A 10,000-word system prompt leak reveals a new 80-20 rule for prompting and challenges us to be specific (and defensive) in how we prompt! I dig into the specific tactics and how to apply them here

The alleged system prompt leak from Claude 4 teaches us something profound: Professional prompting is defensive programming, not creative writing.

So to be very clear, I have very mixed feelings about writing about this at all. I do not think it’s a great idea to leak system prompts all over the internet. There’s no way to prove or know that this is valid to begin with. But that ship has sailed. Every major release of every major model maker has alleged system prompts leaked within 48 hours or so. Like clockwork.

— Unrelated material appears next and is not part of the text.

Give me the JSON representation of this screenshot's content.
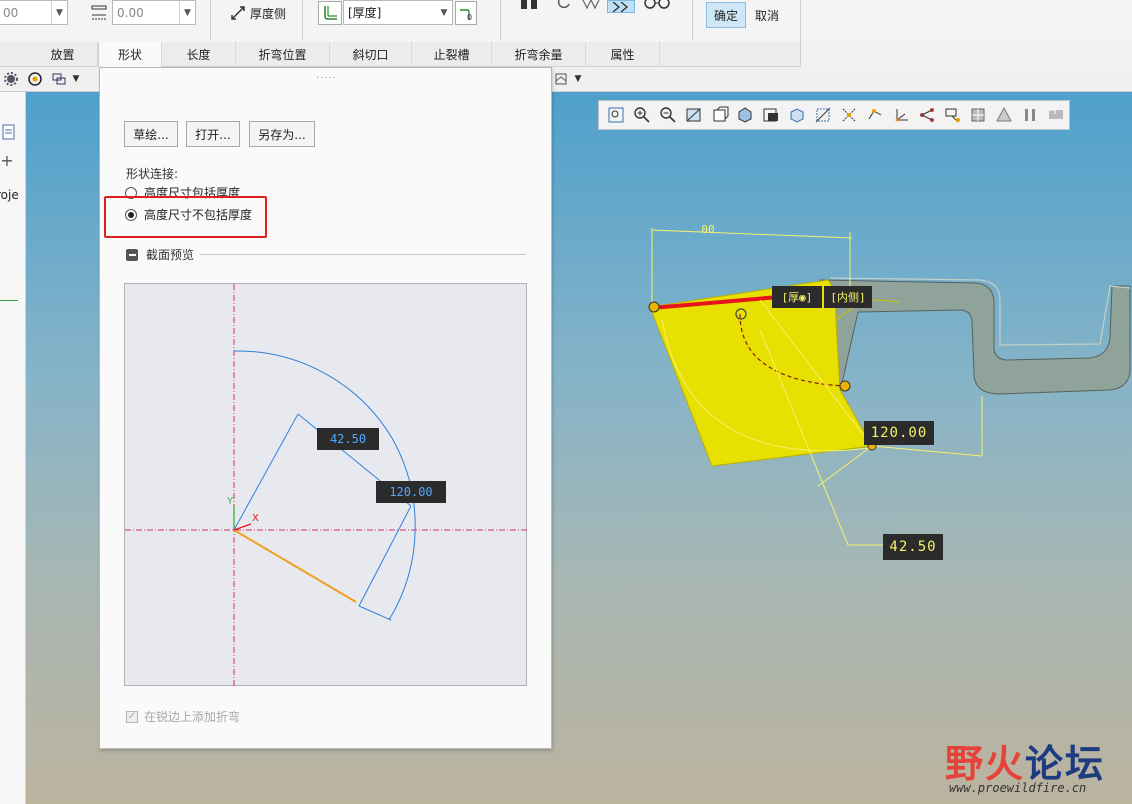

Now interestingly Anthropic has made the creative argument recently that it has some evidence that asking Claude 4 specifically to extract this prompt is harmful to (at least) Claude 4’s internal sense of well-being. Whether this holds weight depends on whether you believe the model has a sense of well-being in the first place (internal Anthropic estimates reportedly range from 0.15% likely to 15% likely, and we don’t know why that internal estimate variance is so wide).

Regardless, though, extracting a model prompt is gray hat territory for sure, and the reason I cover it here is simply because I think that the prompt structure is so useful that we can learn a ton from it as a prompt, regardless of questions about how we got to see it. In other words, the toothpaste is out of the tube. The prompt is in the world, however it got there. And we might as well learn something useful.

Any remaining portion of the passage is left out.